The Vision – Second Fundamental

“We will then think of a Vision. An instantaneous, singular and unlimited vision, which will give rise to a labyrinthine hyper-textual multimedia work. A crystal-clear, synchronous vision, which will confront the artist with an irreducible task: a long voyage which will be witnessed by the entire Spirit of Boz.

As a result the works will come together to create a unique partition, suitable for vertigo and for a trance. The works: in this case, a painting; sometimes simple graffiti. On rare occasions: a flame that has forever been frozen in time by the sculptor’s hand.

As for the poet, all he has to do is write.

He will write and write, much like a hunter who is tracking an elusive prey. We have illustrated “the matter” with a book: The Book of Boz.

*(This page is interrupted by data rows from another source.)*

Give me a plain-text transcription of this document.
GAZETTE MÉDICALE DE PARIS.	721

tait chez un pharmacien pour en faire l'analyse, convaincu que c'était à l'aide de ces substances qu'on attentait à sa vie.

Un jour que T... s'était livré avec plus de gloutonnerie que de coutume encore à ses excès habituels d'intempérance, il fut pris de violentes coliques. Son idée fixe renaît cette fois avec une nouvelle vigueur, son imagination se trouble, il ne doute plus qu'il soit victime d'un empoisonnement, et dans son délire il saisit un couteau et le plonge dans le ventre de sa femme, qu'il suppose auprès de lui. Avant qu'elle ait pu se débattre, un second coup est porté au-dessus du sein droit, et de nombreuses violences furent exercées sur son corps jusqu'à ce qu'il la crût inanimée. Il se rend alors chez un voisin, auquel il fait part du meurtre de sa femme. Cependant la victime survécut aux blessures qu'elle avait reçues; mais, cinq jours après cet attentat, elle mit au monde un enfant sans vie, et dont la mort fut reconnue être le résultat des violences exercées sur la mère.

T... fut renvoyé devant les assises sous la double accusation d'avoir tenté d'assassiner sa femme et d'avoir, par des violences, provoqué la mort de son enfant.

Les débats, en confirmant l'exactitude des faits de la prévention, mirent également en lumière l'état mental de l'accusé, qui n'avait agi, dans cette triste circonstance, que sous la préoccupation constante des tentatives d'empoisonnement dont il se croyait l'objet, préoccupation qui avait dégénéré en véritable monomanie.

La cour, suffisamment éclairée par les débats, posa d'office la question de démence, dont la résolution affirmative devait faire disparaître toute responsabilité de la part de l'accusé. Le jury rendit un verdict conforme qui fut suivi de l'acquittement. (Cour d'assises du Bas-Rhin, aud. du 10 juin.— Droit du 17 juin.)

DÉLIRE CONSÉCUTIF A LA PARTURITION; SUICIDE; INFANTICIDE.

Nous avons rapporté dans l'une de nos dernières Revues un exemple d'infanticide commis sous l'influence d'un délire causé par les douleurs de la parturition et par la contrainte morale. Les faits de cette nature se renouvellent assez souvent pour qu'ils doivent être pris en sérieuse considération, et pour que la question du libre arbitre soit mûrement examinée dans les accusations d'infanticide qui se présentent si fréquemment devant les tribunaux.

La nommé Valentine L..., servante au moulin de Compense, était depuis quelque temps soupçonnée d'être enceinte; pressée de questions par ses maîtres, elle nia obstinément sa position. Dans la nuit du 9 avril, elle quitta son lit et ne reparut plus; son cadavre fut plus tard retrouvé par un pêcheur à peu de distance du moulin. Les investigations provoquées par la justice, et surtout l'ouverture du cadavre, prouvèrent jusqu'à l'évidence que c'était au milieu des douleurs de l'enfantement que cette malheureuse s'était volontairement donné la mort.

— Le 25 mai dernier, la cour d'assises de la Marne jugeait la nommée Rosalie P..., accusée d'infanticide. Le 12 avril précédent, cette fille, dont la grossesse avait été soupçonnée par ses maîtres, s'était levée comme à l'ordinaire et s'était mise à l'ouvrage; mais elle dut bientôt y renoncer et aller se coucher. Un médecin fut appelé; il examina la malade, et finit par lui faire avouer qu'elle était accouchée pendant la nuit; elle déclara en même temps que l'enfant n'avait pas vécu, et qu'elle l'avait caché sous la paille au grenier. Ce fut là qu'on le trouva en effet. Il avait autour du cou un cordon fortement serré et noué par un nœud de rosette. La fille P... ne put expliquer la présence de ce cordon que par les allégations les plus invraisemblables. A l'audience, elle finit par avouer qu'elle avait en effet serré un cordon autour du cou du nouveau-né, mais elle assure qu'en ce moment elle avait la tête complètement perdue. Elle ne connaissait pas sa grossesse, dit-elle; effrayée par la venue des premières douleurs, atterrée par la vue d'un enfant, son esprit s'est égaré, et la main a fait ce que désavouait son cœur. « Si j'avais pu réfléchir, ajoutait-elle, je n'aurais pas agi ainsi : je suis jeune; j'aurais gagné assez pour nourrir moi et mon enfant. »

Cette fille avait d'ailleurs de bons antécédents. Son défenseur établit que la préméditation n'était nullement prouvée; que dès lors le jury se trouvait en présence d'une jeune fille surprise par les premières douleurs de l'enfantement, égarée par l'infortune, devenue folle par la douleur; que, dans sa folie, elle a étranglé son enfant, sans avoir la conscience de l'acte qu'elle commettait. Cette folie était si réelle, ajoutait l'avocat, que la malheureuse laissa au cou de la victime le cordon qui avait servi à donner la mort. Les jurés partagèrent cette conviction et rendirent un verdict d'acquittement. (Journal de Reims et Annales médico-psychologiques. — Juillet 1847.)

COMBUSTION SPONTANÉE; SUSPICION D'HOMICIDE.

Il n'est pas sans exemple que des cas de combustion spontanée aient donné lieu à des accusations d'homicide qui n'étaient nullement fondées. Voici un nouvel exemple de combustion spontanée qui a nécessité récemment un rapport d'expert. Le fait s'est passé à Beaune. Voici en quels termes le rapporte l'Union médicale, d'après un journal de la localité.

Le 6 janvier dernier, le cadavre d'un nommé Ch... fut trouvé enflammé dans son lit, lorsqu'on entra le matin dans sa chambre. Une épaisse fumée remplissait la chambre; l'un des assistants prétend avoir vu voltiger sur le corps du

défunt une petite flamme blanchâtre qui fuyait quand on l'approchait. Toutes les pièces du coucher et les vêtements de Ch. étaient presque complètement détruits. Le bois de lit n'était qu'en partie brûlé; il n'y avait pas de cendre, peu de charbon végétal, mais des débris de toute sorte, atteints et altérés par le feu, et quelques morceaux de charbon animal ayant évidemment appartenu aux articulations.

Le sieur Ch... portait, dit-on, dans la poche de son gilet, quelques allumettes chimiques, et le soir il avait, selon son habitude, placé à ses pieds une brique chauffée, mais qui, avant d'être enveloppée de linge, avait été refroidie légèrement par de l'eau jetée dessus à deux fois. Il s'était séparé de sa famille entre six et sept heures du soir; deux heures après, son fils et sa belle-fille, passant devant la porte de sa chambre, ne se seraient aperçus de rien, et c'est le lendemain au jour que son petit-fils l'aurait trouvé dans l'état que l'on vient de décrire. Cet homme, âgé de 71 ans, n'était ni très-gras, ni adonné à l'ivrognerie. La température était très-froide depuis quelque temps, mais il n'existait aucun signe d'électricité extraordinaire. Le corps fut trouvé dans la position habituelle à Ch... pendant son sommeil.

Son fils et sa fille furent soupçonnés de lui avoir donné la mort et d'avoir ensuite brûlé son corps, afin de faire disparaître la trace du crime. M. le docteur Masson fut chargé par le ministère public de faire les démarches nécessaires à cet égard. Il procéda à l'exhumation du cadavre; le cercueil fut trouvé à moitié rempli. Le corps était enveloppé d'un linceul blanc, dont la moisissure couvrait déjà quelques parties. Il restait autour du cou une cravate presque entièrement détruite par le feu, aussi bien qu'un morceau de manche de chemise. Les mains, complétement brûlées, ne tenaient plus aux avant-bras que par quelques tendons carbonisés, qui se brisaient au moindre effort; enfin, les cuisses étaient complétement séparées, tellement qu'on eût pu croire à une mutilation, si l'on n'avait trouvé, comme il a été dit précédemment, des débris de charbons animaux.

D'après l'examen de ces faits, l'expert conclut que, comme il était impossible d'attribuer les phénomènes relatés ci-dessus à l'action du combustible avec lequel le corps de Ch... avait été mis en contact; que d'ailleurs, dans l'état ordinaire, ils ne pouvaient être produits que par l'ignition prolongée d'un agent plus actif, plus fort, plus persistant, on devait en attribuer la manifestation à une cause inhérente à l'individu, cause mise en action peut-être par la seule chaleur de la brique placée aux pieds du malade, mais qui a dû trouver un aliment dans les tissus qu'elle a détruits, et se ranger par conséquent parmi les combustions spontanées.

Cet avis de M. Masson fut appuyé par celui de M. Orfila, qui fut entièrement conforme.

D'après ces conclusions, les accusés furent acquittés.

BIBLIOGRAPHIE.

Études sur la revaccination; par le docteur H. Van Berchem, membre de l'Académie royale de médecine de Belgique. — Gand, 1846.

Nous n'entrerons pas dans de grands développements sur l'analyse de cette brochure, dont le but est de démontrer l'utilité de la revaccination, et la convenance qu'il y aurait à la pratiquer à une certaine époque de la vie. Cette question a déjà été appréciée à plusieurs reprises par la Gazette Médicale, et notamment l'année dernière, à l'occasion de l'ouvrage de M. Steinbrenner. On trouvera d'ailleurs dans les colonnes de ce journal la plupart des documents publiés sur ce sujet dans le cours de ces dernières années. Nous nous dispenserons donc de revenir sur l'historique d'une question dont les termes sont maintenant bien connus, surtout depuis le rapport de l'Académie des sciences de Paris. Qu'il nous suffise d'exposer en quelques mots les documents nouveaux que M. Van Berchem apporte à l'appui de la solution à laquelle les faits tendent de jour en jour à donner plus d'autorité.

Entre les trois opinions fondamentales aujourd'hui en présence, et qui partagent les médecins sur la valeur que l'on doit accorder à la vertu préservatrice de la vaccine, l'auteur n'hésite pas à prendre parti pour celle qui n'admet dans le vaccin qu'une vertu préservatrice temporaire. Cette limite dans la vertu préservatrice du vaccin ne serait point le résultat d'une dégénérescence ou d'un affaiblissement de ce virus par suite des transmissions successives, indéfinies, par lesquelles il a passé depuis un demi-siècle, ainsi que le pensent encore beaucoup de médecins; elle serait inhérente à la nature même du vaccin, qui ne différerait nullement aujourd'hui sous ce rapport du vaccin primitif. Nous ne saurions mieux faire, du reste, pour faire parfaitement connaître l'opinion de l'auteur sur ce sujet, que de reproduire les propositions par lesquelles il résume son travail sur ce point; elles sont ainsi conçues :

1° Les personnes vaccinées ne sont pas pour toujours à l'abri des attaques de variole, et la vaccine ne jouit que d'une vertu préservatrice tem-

Three clowns – Jack Balance, the Scribe and the Mirror Man – have fallen into their own trap: a Vision which unravels and slips through their fingers. As you watch the story evolve, you feel as if you are dreaming with your eyes open. The narrative is anything but linear. It meanders here and there, and is expertly fragmented. It takes place on several levels – simultaneously – embedding stories in one another, similar to a Matryoska doll. The temporality fluctuates, is largely unpredictable. The space is indistinct. The plot is impossible to grasp. You advance step by step. Then, suddenly, you are propelled forward, you are stunned, you forget, or you remember it even better. In reality our three clowns know that their quest is doomed to fail. It cannot succeed. Nobody would be able to bring this to a good end, not even a buffoon.

That said, this quest is nevertheless crucial and in more than one way it resembles another quest, started long ago, in another form, with other resources, by men and women, who were struggling with their fate. Our questionnaires, which were sent out all over the planet, were sent back to us by thousands of different people. They were grouped, stacked, to create a Forest of Souls. Millions expressed themselves using six questions as their starting point.

The first question referred to the existence or non-existence of God.

The last question was “Who am I?”.

It was a daunting undertaking.

A veritable folly.

One could not help but think of Sisyphus or Tantalus.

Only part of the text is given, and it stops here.